E. Douglas Gat, MD
In "A Primer on Diabetes", two arguments are presented: 1) Diabetes Mellitus (DM) and its complications have high impact on health and cost, and 2) Interventions can positively impact the consequences of the illness.
So, the big question is: How do we improve the situation for employers?
In Canada, the relatively low prevalence of Type 2 diabetes in the general population means that universal screening is unlikely to be cost-effective. In the workplace, even though diabetes is serious and very costly once complications set in, it takes a lower profile because other conditions have more direct effects, such as musculoskeletal injury, and mental disorders.
You may wonder how well insurers track diabetes as a cause or complication of short and long term disabilities. In my experience, not very closely. Why? No diagnostic information is collected within drug benefit plans, and drug and disability benefit databases are rarely linked. When a diagnosis exists (such as in a disability file), updated information, or complications, or co-morbidities may not be known or reported. Often, we have to make assumptions about the causal condition by considering both approved and ‘off-label’ indications for use of all drugs prescribed.

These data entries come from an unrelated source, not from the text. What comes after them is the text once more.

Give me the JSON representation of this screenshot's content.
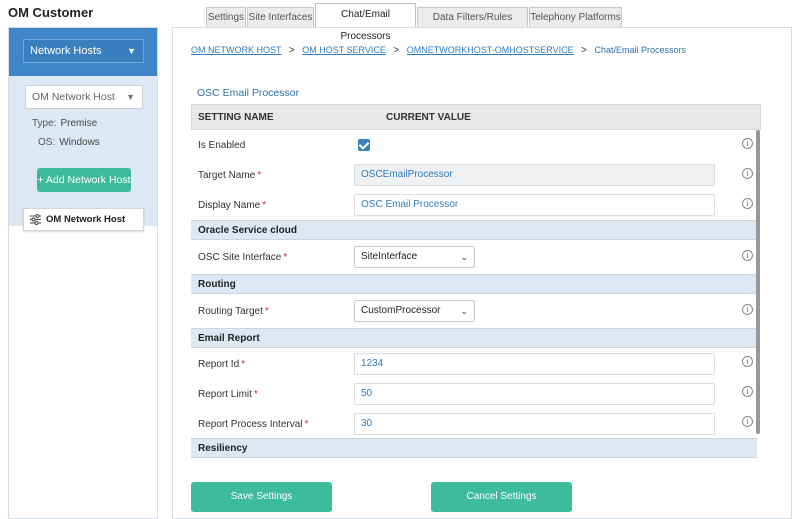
{
  "app": {
    "title": "OM Customer"
  },
  "sidebar": {
    "network_hosts_select": "Network Hosts",
    "host_select": "OM Network Host",
    "type_label": "Type:",
    "type_value": "Premise",
    "os_label": "OS:",
    "os_value": "Windows",
    "add_button": "+ Add Network Host",
    "host_card": "OM Network Host"
  },
  "tabs": [
    {
      "label": "Settings"
    },
    {
      "label": "Site Interfaces"
    },
    {
      "label": "Chat/Email Processors",
      "active": true
    },
    {
      "label": "Data Filters/Rules Engine"
    },
    {
      "label": "Telephony Platforms"
    }
  ],
  "breadcrumb": {
    "items": [
      "OM NETWORK HOST",
      "OM HOST SERVICE",
      "OMNETWORKHOST-OMHOSTSERVICE",
      "Chat/Email Processors"
    ],
    "separator": ">"
  },
  "section_title": "OSC Email Processor",
  "grid": {
    "col_setting": "SETTING NAME",
    "col_value": "CURRENT VALUE",
    "is_enabled": {
      "label": "Is Enabled",
      "checked": true
    },
    "target_name": {
      "label": "Target Name",
      "value": "OSCEmailProcessor"
    },
    "display_name": {
      "label": "Display Name",
      "value": "OSC Email Processor"
    },
    "sec_oracle": "Oracle Service cloud",
    "osc_site_interface": {
      "label": "OSC Site Interface",
      "value": "SiteInterface"
    },
    "sec_routing": "Routing",
    "routing_target": {
      "label": "Routing Target",
      "value": "CustomProcessor"
    },
    "sec_email_report": "Email Report",
    "report_id": {
      "label": "Report Id",
      "value": "1234"
    },
    "report_limit": {
      "label": "Report Limit",
      "value": "50"
    },
    "report_interval": {
      "label": "Report Process Interval",
      "value": "30"
    },
    "sec_resiliency": "Resiliency",
    "required_mark": "*",
    "info_glyph": "i"
  },
  "buttons": {
    "save": "Save Settings",
    "cancel": "Cancel Settings"
  },
  "icons": {
    "chevron": "chevron-down-icon",
    "info": "info-icon",
    "sliders": "sliders-icon",
    "check": "check-icon"
  },
  "colors": {
    "primary_blue": "#3f86c8",
    "accent_green": "#3dbb9a",
    "link_blue": "#2f7bc0",
    "section_bg": "#dde8f2"
  }
}
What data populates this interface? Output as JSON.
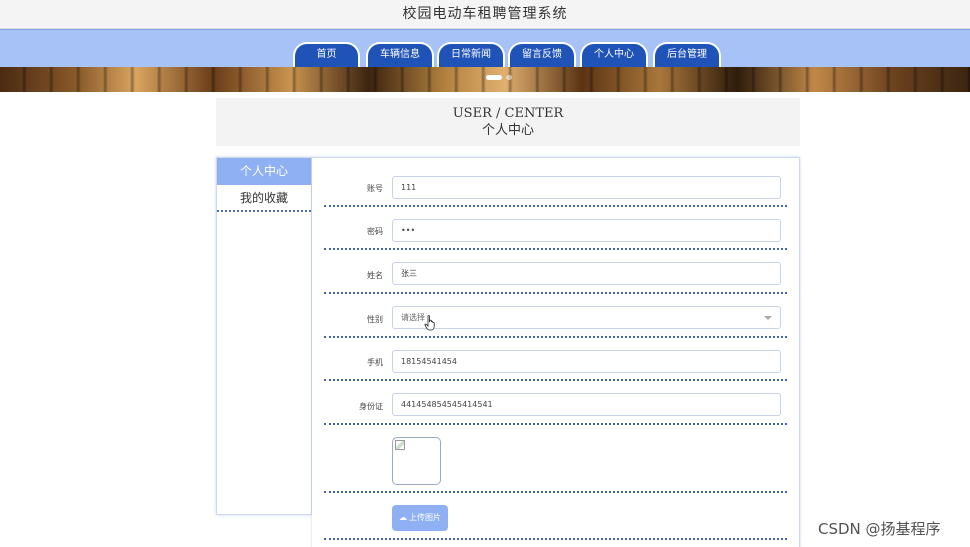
{
  "site": {
    "title": "校园电动车租聘管理系统"
  },
  "nav": {
    "tabs": [
      {
        "label": "首页"
      },
      {
        "label": "车辆信息"
      },
      {
        "label": "日常新闻"
      },
      {
        "label": "留言反馈"
      },
      {
        "label": "个人中心"
      },
      {
        "label": "后台管理"
      }
    ]
  },
  "section": {
    "title_en": "USER / CENTER",
    "title_cn": "个人中心"
  },
  "side_menu": {
    "items": [
      {
        "label": "个人中心",
        "active": true
      },
      {
        "label": "我的收藏",
        "active": false
      }
    ]
  },
  "form": {
    "account": {
      "label": "账号",
      "value": "111"
    },
    "password": {
      "label": "密码",
      "value": "•••"
    },
    "name": {
      "label": "姓名",
      "value": "张三"
    },
    "gender": {
      "label": "性别",
      "placeholder": "请选择"
    },
    "phone": {
      "label": "手机",
      "value": "18154541454"
    },
    "id_card": {
      "label": "身份证",
      "value": "441454854545414541"
    },
    "upload": {
      "label": "上传图片",
      "icon": "upload-cloud-icon"
    }
  },
  "watermark": {
    "text": "CSDN @扬基程序"
  },
  "colors": {
    "nav_bg": "#a7c2f6",
    "tab_bg": "#1f53b8",
    "accent": "#8fb0f2",
    "divider": "#3f64b8"
  }
}
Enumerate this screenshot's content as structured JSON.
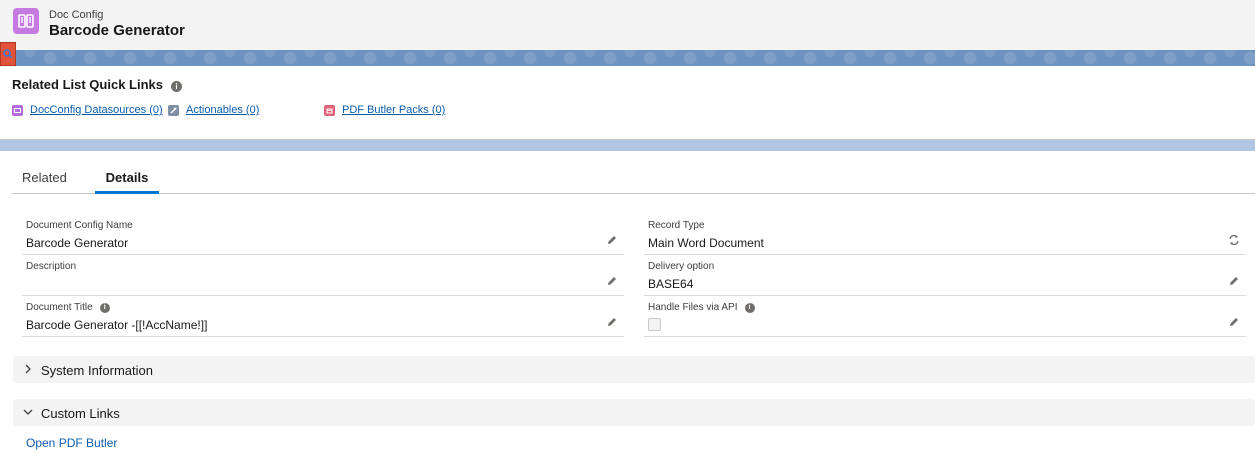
{
  "header": {
    "object_type": "Doc Config",
    "record_name": "Barcode Generator",
    "icon": "doc-config-icon",
    "icon_color": "#c47ae0"
  },
  "quick_links": {
    "heading": "Related List Quick Links",
    "links": [
      {
        "label": "DocConfig Datasources (0)",
        "icon": "datasource-icon",
        "icon_color": "#b36be0"
      },
      {
        "label": "Actionables (0)",
        "icon": "wrench-icon",
        "icon_color": "#7f8ea5"
      },
      {
        "label": "PDF Butler Packs (0)",
        "icon": "pack-icon",
        "icon_color": "#e0627a"
      }
    ]
  },
  "tabs": {
    "related": "Related",
    "details": "Details",
    "active": "Details"
  },
  "fields": {
    "document_config_name": {
      "label": "Document Config Name",
      "value": "Barcode Generator"
    },
    "record_type": {
      "label": "Record Type",
      "value": "Main Word Document"
    },
    "description": {
      "label": "Description",
      "value": ""
    },
    "delivery_option": {
      "label": "Delivery option",
      "value": "BASE64"
    },
    "document_title": {
      "label": "Document Title",
      "value": "Barcode Generator -[[!AccName!]]"
    },
    "handle_files_via_api": {
      "label": "Handle Files via API",
      "checked": false
    }
  },
  "sections": {
    "system_information": {
      "title": "System Information",
      "expanded": false
    },
    "custom_links": {
      "title": "Custom Links",
      "expanded": true,
      "links": [
        "Open PDF Butler"
      ]
    }
  },
  "colors": {
    "link": "#0b5cab",
    "active_tab": "#0176d3",
    "banner": "#6b92c0"
  }
}
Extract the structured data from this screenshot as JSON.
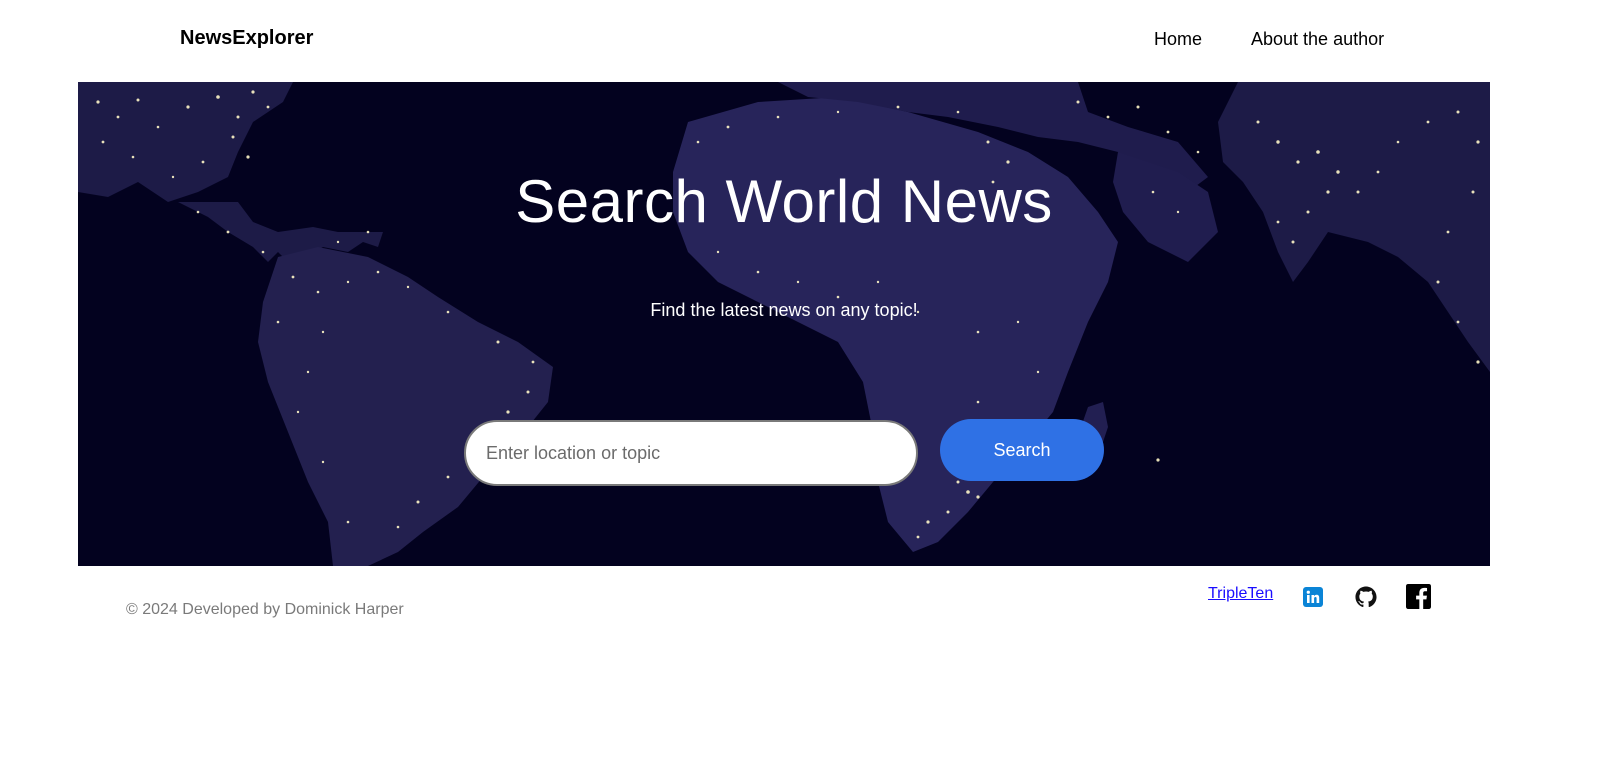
{
  "header": {
    "logo": "NewsExplorer",
    "nav": {
      "home": "Home",
      "about": "About the author"
    }
  },
  "hero": {
    "title": "Search World News",
    "subtitle": "Find the latest news on any topic!",
    "search": {
      "placeholder": "Enter location or topic",
      "button_label": "Search"
    },
    "background": "night-earth-map"
  },
  "footer": {
    "copyright": "© 2024 Developed by Dominick Harper",
    "link": "TripleTen",
    "social": [
      "linkedin-icon",
      "github-icon",
      "facebook-icon"
    ]
  },
  "colors": {
    "accent": "#2f71e5",
    "hero_bg": "#04032a",
    "link": "#1a0dff",
    "muted_text": "#7a7a7a"
  }
}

Frequently, patients with diabetes are not well aware of their condition, do not monitor blood glucose closely, are not fully compliant with their treatment, and have not taken diabetes education classes (e.g., through Ontario’s diabetes centres).
Insurers share an interest with health professionals, employers, and governments in identifying such high risk, high cost people who could be equipped to better manage their health. Such action may defer or prevent use of healthcare services from both public and private health plans, and avoid absence, disability, and life insurance claims.
In terms of action, improved access to better organized primary care would allow health professionals to detect and follow individuals with diabetes. Perhaps insurers could sponsor more claim-related research, using proper scientific methods, and with clear rules to protect privacy and confidentiality. More extensive and effective employer-facilitated screening and education would help plan members self-manage their condition, with complementary and positive results. The challenge now before us: what can your organization do?